The Institute of Human Resource Management (IHRM) Council says high taxation and cost of production are driving the current wave of private sector job cuts.
Council chairman Elijah Sitimah said high labour and transportation costs as well as power tariffs have particularly accelerated job losses.
So high is the taxation, Mr Sitimah said, that some companies were forced to closed down local operations and moved to other countries.
Manufactured goods, he noted, were taxed at 16 per cent Value Added Tax, 30 per cent corporate tax besides other levies that made it hard for firms to stay afloat.
“More than 50 per cent of the earnings by businesses go to taxes. Such harsh business environment has forced companies to close down, resulting to loss of jobs,” he said.
Speaking to journalists at PrideInn Beach Resort in Mombasa on the sidelines of a Human Resource congress, Mr Sitimah urged the government to reduce taxes, bring down the cost of importing of goods as well as improve infrastructure to cut transport costs.
About 600 human resource professionals converged at Mombasa for the congress, which was organised by the IHRM.

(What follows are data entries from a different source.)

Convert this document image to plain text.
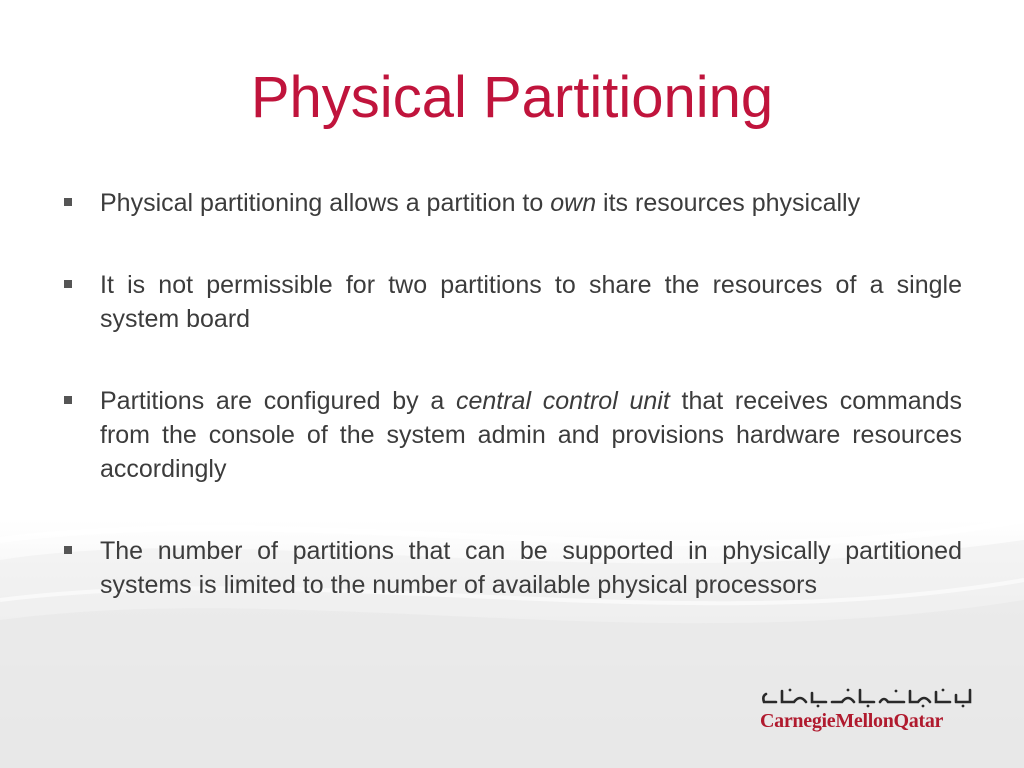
Physical Partitioning
Physical partitioning allows a partition to own its resources physically
It is not permissible for two partitions to share the resources of a single system board
Partitions are configured by a central control unit that receives commands from the console of the system admin and provisions hardware resources accordingly
The number of partitions that can be supported in physically partitioned systems is limited to the number of available physical processors
CarnegieMellonQatar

Mr Sitimah warned that more workers might end up losing jobs as some employers cannot afford to pay the recent 18 per cent minimum wage increase announced during Labour Day celebrations.
“Some companies have been hit by low business to an extent that they cannot pay workers. And with the salary increment it will be difficult for struggling firms to meet the labour costs,” he said.
Public Service Commission chairperson Margaret Kobia called on the government and the private sector to allocate adequate funds for training civil servants and workers.
Sponsors of the congress include Nation Media Group, Sanlam, the Kenya Revenue Authority, AON, Higher Education Loans Board, Pwani Life and NIC Bank.